Notícias dos 21

A Revolução Constitucionalista de 1932

Por Dr. Pedro Paulo Penna Trindade*

 

Palestra realizada dia 16.7.2013 no Clube dos 21 Irmãos Amigos de São Paulo

 

Prezado Dr. Manoel Joaquim Ribeiro do Valle Neto, DD Presidente do Clube dos 21 Irmãos-Amigos de São Paulo, em nome de quem cumprimento os demais integrantes desta mesa.

Relembrar os 81 anos da eclosão da Revolução Constitucionalista de 9 de Julho é, sem dúvida alguma, uma questão de orgulho para todos nós que amamos a liberdade.

Num momento em que a inobservância aos valores éticos e morais têm sido uma constante por parte de nossos governantes, numa verdadeira afronta à ordem pública e ao respeito para com todos nós brasileiros, nada mais oportuno relembrarmos a data cívica de 9 de julho, que até hoje simboliza a luta dos paulistas pela restauração dos direitos constitucionais no ano de 1932.

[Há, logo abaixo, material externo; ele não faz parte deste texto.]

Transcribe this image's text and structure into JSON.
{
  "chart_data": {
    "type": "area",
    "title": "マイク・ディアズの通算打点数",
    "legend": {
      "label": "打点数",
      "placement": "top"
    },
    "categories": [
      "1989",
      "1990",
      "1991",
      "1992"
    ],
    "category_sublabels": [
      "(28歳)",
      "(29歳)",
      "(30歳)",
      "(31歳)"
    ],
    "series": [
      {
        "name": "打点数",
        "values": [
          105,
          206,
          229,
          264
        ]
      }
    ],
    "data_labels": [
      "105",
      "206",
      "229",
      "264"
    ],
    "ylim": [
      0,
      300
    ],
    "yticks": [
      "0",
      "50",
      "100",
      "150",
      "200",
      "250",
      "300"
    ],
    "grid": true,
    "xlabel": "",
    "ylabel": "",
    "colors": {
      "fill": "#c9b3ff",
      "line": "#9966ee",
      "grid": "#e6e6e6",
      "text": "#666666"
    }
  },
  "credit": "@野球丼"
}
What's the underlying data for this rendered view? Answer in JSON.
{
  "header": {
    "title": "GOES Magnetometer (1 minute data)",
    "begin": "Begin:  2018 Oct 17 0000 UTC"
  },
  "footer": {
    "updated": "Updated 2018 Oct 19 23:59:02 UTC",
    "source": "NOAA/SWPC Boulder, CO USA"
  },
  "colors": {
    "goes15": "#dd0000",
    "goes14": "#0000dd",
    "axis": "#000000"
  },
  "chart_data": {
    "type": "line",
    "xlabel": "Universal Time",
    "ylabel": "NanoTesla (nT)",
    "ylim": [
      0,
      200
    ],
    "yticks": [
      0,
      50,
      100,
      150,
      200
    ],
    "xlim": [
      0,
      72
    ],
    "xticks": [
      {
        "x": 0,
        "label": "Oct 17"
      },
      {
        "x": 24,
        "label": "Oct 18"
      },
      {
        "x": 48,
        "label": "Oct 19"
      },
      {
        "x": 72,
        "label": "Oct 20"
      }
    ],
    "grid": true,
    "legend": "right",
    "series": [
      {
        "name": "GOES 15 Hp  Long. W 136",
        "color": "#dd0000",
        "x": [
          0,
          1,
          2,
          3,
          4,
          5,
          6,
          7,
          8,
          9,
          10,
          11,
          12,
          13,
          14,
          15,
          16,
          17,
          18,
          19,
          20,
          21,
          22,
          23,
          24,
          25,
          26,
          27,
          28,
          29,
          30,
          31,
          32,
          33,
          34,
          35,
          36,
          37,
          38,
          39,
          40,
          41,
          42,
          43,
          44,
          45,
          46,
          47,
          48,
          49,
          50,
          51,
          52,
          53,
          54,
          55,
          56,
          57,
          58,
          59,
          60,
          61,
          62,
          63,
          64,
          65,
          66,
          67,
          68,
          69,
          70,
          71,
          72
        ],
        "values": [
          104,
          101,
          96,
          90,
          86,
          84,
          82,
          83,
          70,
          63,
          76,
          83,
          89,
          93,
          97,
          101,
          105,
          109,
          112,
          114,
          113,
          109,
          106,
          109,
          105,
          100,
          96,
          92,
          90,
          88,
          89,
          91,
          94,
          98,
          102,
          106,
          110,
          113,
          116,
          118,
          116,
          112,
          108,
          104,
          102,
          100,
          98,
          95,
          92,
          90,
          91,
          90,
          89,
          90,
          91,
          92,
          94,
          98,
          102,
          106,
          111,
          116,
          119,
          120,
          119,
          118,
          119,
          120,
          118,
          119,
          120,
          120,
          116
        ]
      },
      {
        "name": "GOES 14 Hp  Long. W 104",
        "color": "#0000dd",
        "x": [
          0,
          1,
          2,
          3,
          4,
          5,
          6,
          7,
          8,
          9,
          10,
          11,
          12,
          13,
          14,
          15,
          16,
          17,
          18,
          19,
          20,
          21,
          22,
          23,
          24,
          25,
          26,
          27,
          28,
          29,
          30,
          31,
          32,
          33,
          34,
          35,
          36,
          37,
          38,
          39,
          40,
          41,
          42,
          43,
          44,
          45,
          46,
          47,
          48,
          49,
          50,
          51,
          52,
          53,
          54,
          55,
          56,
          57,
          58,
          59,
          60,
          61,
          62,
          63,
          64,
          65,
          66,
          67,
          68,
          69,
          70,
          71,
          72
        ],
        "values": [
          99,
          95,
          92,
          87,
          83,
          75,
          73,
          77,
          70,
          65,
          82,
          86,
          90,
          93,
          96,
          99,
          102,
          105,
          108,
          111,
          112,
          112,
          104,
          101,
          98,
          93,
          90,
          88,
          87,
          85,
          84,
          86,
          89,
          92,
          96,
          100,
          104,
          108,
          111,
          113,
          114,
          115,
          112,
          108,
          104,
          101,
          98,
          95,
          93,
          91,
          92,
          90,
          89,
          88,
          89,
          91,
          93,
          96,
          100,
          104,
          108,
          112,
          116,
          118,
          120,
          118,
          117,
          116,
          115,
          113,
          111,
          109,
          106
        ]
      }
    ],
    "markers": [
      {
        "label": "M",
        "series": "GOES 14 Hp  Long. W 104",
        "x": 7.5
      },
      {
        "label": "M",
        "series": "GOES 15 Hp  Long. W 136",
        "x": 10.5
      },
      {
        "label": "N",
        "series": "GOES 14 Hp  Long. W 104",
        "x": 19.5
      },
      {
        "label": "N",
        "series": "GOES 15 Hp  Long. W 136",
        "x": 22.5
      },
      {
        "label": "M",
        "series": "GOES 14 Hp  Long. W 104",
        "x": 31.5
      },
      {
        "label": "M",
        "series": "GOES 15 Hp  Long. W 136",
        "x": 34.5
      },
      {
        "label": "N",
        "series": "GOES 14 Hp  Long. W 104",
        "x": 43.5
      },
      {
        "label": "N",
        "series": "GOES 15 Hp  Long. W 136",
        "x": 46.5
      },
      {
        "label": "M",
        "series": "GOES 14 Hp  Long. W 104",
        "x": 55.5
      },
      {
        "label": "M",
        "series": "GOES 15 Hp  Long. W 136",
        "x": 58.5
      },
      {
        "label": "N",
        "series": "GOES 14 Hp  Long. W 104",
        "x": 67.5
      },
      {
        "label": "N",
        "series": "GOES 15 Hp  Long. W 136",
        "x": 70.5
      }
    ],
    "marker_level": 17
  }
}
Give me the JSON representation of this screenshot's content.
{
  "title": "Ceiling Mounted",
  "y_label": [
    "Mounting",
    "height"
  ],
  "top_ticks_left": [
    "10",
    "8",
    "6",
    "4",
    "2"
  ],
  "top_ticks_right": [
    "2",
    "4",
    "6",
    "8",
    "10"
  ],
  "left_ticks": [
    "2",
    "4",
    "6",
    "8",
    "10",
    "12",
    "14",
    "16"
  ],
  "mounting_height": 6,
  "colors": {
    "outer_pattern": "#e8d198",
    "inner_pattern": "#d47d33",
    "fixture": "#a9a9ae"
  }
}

Sempre nós, paulistas, mantivemos arraigados os princípios de liberdade, amor à democracia e temos sido defensores intransigentes de uma pátria unida sob a égide da legalidade. Foi o que fizemos no passado, em 32 e em todos os momentos tumultuados da República.

Já em 1930, o ditador Getulio Vargas passou a exercer um poder ilimitado, destituindo governadores, chamados presidentes dos estados e substituindo-os pelos tenentes, que assumiam como interventores, sem qualquer ligação ou vinculo com os estados para os quais eram nomeados. Após quase dois anos de atos discricionários, impondo-se a ferro e fogo as ordens do ditador, São Paulo não mais agüentou o que vinha acontecendo. O desprezo às legítimas aspirações de seu povo e o espezinhamento a que era submetido tornava a situação insustentável.

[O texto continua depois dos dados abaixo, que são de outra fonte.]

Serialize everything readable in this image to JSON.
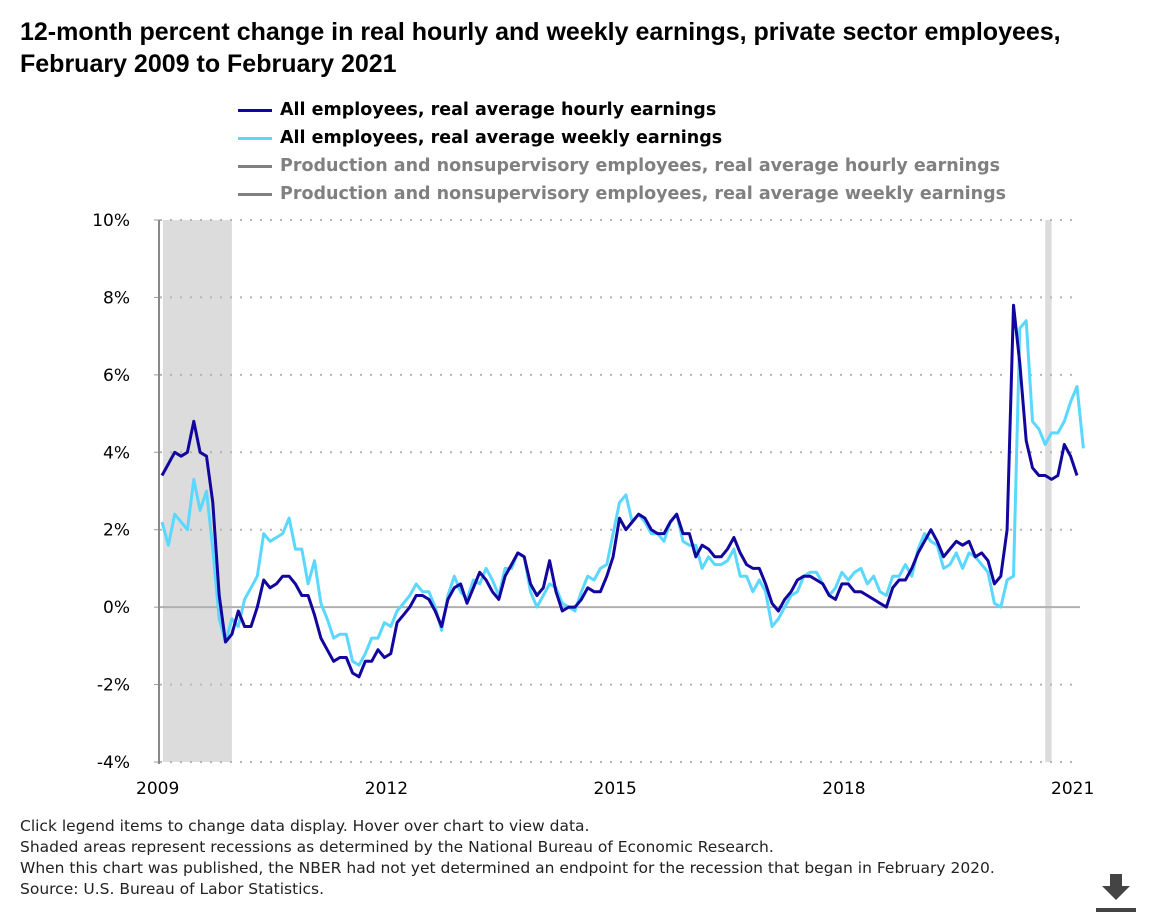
{
  "title": "12-month percent change in real hourly and weekly earnings, private sector employees, February 2009 to February 2021",
  "notes": [
    "Click legend items to change data display. Hover over chart to view data.",
    "Shaded areas represent recessions as determined by the National Bureau of Economic Research.",
    "When this chart was published, the NBER had not yet determined an endpoint for the recession that began in February 2020.",
    "Source: U.S. Bureau of Labor Statistics."
  ],
  "download_icon": "download-arrow-icon",
  "chart_data": {
    "type": "line",
    "title": "12-month percent change in real hourly and weekly earnings, private sector employees, February 2009 to February 2021",
    "x_start": "2009-02",
    "x_end": "2021-02",
    "x_ticks": [
      "2009",
      "2012",
      "2015",
      "2018",
      "2021"
    ],
    "y_ticks": [
      "-4%",
      "-2%",
      "0%",
      "2%",
      "4%",
      "6%",
      "8%",
      "10%"
    ],
    "ylim": [
      -4,
      10
    ],
    "grid": "horizontal dotted",
    "legend_placement": "top",
    "recession_shading": [
      {
        "start": "2009-02",
        "end": "2010-01"
      },
      {
        "start": "2020-09",
        "end": "2020-10"
      }
    ],
    "recession_color": "#dcdcdc",
    "series": [
      {
        "name": "All employees, real average hourly earnings",
        "color": "#12069e",
        "active": true,
        "values": [
          3.4,
          3.7,
          4.0,
          3.9,
          4.0,
          4.8,
          4.0,
          3.9,
          2.7,
          0.3,
          -0.9,
          -0.7,
          -0.1,
          -0.5,
          -0.5,
          0.0,
          0.7,
          0.5,
          0.6,
          0.8,
          0.8,
          0.6,
          0.3,
          0.3,
          -0.2,
          -0.8,
          -1.1,
          -1.4,
          -1.3,
          -1.3,
          -1.7,
          -1.8,
          -1.4,
          -1.4,
          -1.1,
          -1.3,
          -1.2,
          -0.4,
          -0.2,
          0.0,
          0.3,
          0.3,
          0.2,
          -0.1,
          -0.5,
          0.2,
          0.5,
          0.6,
          0.1,
          0.5,
          0.9,
          0.7,
          0.4,
          0.2,
          0.8,
          1.1,
          1.4,
          1.3,
          0.6,
          0.3,
          0.5,
          1.2,
          0.4,
          -0.1,
          0.0,
          0.0,
          0.2,
          0.5,
          0.4,
          0.4,
          0.8,
          1.3,
          2.3,
          2.0,
          2.2,
          2.4,
          2.3,
          2.0,
          1.9,
          1.9,
          2.2,
          2.4,
          1.9,
          1.9,
          1.3,
          1.6,
          1.5,
          1.3,
          1.3,
          1.5,
          1.8,
          1.4,
          1.1,
          1.0,
          1.0,
          0.6,
          0.1,
          -0.1,
          0.2,
          0.4,
          0.7,
          0.8,
          0.8,
          0.7,
          0.6,
          0.3,
          0.2,
          0.6,
          0.6,
          0.4,
          0.4,
          0.3,
          0.2,
          0.1,
          0.0,
          0.5,
          0.7,
          0.7,
          1.0,
          1.4,
          1.7,
          2.0,
          1.7,
          1.3,
          1.5,
          1.7,
          1.6,
          1.7,
          1.3,
          1.4,
          1.2,
          0.6,
          0.8,
          2.0,
          7.8,
          6.3,
          4.3,
          3.6,
          3.4,
          3.4,
          3.3,
          3.4,
          4.2,
          3.9,
          3.4
        ]
      },
      {
        "name": "All employees, real average weekly earnings",
        "color": "#5ad8ff",
        "active": true,
        "values": [
          2.2,
          1.6,
          2.4,
          2.2,
          2.0,
          3.3,
          2.5,
          3.0,
          1.5,
          -0.3,
          -0.9,
          -0.3,
          -0.5,
          0.2,
          0.5,
          0.8,
          1.9,
          1.7,
          1.8,
          1.9,
          2.3,
          1.5,
          1.5,
          0.6,
          1.2,
          0.1,
          -0.3,
          -0.8,
          -0.7,
          -0.7,
          -1.4,
          -1.5,
          -1.2,
          -0.8,
          -0.8,
          -0.4,
          -0.5,
          -0.1,
          0.1,
          0.3,
          0.6,
          0.4,
          0.4,
          0.0,
          -0.6,
          0.3,
          0.8,
          0.4,
          0.2,
          0.7,
          0.6,
          1.0,
          0.7,
          0.3,
          1.0,
          1.0,
          1.4,
          1.3,
          0.4,
          0.0,
          0.3,
          0.6,
          0.5,
          0.1,
          0.0,
          -0.1,
          0.4,
          0.8,
          0.7,
          1.0,
          1.1,
          1.9,
          2.7,
          2.9,
          2.2,
          2.4,
          2.2,
          1.9,
          1.9,
          1.7,
          2.2,
          2.4,
          1.7,
          1.6,
          1.6,
          1.0,
          1.3,
          1.1,
          1.1,
          1.2,
          1.5,
          0.8,
          0.8,
          0.4,
          0.7,
          0.4,
          -0.5,
          -0.3,
          0.0,
          0.3,
          0.4,
          0.8,
          0.9,
          0.9,
          0.6,
          0.3,
          0.5,
          0.9,
          0.7,
          0.9,
          1.0,
          0.6,
          0.8,
          0.4,
          0.3,
          0.8,
          0.8,
          1.1,
          0.8,
          1.5,
          1.9,
          1.7,
          1.6,
          1.0,
          1.1,
          1.4,
          1.0,
          1.4,
          1.3,
          1.1,
          0.9,
          0.1,
          0.0,
          0.7,
          0.8,
          7.2,
          7.4,
          4.8,
          4.6,
          4.2,
          4.5,
          4.5,
          4.8,
          5.3,
          5.7,
          4.1
        ]
      },
      {
        "name": "Production and nonsupervisory employees, real average hourly earnings",
        "color": "#808080",
        "active": false,
        "values": []
      },
      {
        "name": "Production and nonsupervisory employees, real average weekly earnings",
        "color": "#808080",
        "active": false,
        "values": []
      }
    ]
  }
}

Foi então que em 1932 o povo paulista se uniu em luta, desejando trazer de volta certos valores como liberdade e democracia por meio de eleições gerais e uma nova Constituição para o Brasil.

Deram-se, então, início às manifestações de rua. Oradores inflamados discursavam em vários pontos da cidade clamando por liberdade, entre eles Ibrahim Nobre, que fazia de sua tribuna uma trincheira cívica. O povo andava tão agitado que o dia 23 de maio amanheceu em clima de guerra civil.

Um comício foi marcado para as 15 horas deste dia, na Praça do Patriarca. Parte da multidão se deslocou para o outro lado do Viaduto do Chá, sem qualquer voz de comando, com o intuito de rumar para os Campos Elíseos, meta final da jornada. Ao passarem pela sede da Legião Revolucionária, que ficava na esquina da Praça da República com a Rua Barão de Itapetininga, elementos exaltados se manifestaram e foram recebidos à bala. Alem dos muitos feridos, morreram neste local, os jovens Euclides Bueno Miragaia, Mario Martins de Almeida, Dráuzio Marcondes de Souza e Antonio Américo de Camargo Andrade, que se tornaram os mártires do Movimento.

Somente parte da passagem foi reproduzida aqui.